Dewan Rame-rame Semprot BPJS Kesehatan

Selasa, 27 September 2016

ilustrasi internet

JAKARTA - riautribune : Komisi IX DPR kesal dengan kebijakan BPJS Kesehatan yang mengeluarkan surat edaran Nomor 16/2016 tentang Petunjuk Teknis Penagihan dan Pembayaran Iuran Jaminan Kesehatan Nasional (JKN) untuk Peserta Bukan Penerima Upah (PBPU) dan Peserta Bukan Pekerja (BP). Sebab, aturan baru itu bikin pusing dan memberatkan masyarakat.

Surat edaran tersebut su­dah berlaku sejak 1 September lalu. Di dalamnya disebutkan, peserta BPJS Kesehatan diwa­jibkan membayar iuran JKN paling lambat tanggal 10 setiap bulannya dengan sistem baru.

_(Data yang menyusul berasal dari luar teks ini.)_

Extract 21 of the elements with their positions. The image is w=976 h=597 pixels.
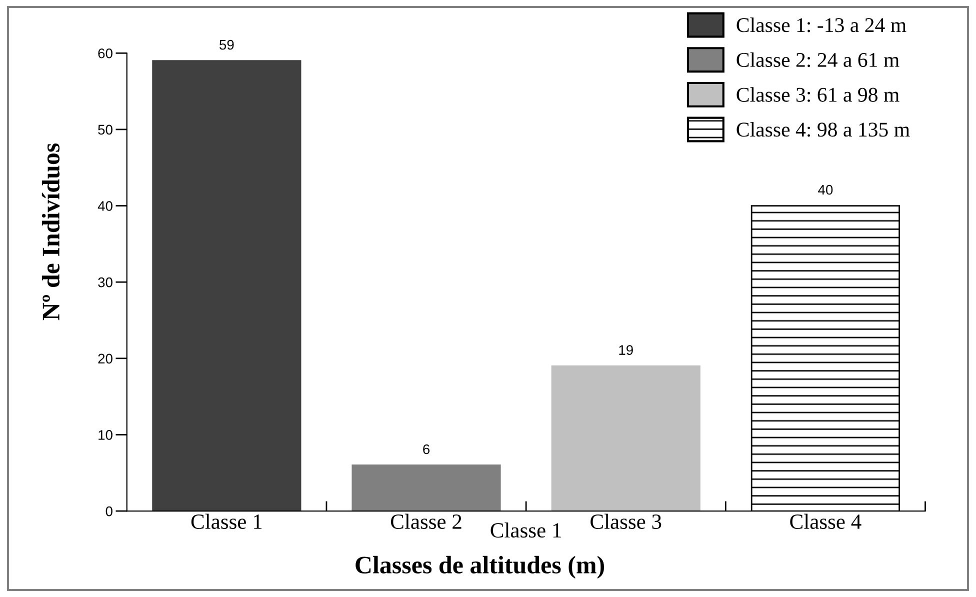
x-tick-label: Classe 3 [590,514,662,529]
data-label: 40 [818,184,833,195]
data-label: 59 [220,40,234,50]
data-label: 19 [619,345,633,355]
y-tick-label: 40 [98,201,112,211]
y-tick-label: 60 [98,48,112,58]
data-label: 6 [423,444,430,454]
legend-label: Classe 4: 98 a 135 m [736,122,910,137]
legend-label: Classe 3: 61 a 98 m [736,87,900,102]
legend-label: Classe 2: 24 a 61 m [736,52,900,68]
y-tick-label: 20 [98,354,112,364]
y-tick-label: 30 [98,277,112,288]
y-tick-label: 50 [98,124,112,135]
x-axis-title: Classes de altitudes (m) [356,556,604,579]
y-tick-label: 10 [98,430,112,440]
x-tick-label: Classe 4 [790,514,862,529]
x-tick-label: Classe 2 [390,514,462,529]
y-tick-label: 0 [106,506,112,516]
legend-label: Classe 1: -13 a 24 m [736,17,906,32]
x-tick-label: Classe 1 [191,514,262,529]
y-axis-title: Nº de Indivíduos [42,143,60,320]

Pembayaran iuran digabungkan dalam satu virtual account. Sudah begitu, jika terlambat membayar, kartu peserta akan langsung dinonaktifkan. Peserta juga diwajibkan mendaftarkan semua anggota keluarga yang ada di dalam kartu keluarga (KK) menjadi anggota JKN.

Anggota Komisi IX DPR, Muhammad Iqbal menyatakan, surat edaran tersebut sangat memberatkan masyarakat. Sebab, bukan saja kepesertaan masyarakat mandiri terancam di­nonaktifkan saat telat bayar, tapi mereka juga harus menanggung beban besar karena kudu mem­bayar iuran untuk semua anggota keluarga.

"Kami sangat sesalkan surat edaran mengenai tagihan iuran untuk peserta PBPU dan peserta BP. Masyarakat harus mendaftarkan seluruh anggota keluarga yang tercatat di KK. Tentu hal ini hal ini sangat memberatkan bagi peserta mandiri. Padahal, kita tahu bahwa umumnya mereka masih banyak yang termasuk kategori tidak mampu tetapi tidak terdaftar sebagai peserta penerima bantuan iuran (PBI)," terang politisi PPP ini, kemarin.

Untuk itu, Iqbal mende­sak Direksi BPJS Kesehatan merevisi surat edaran tersebut. Jika tidak, Dewan tak segan me­manggil direksi BPJS Kesehatan ke Senayan untuk disidang.

"Kami minta untuk direvisi, khususnya Pasal 3 mengenai tagihan iuran bagi peserta PBPUdan BP. Kami minta iuran BPJS Kesehatan bersifat perorangan, tidak kolektif untuk seluruh keluarga," tegasnya.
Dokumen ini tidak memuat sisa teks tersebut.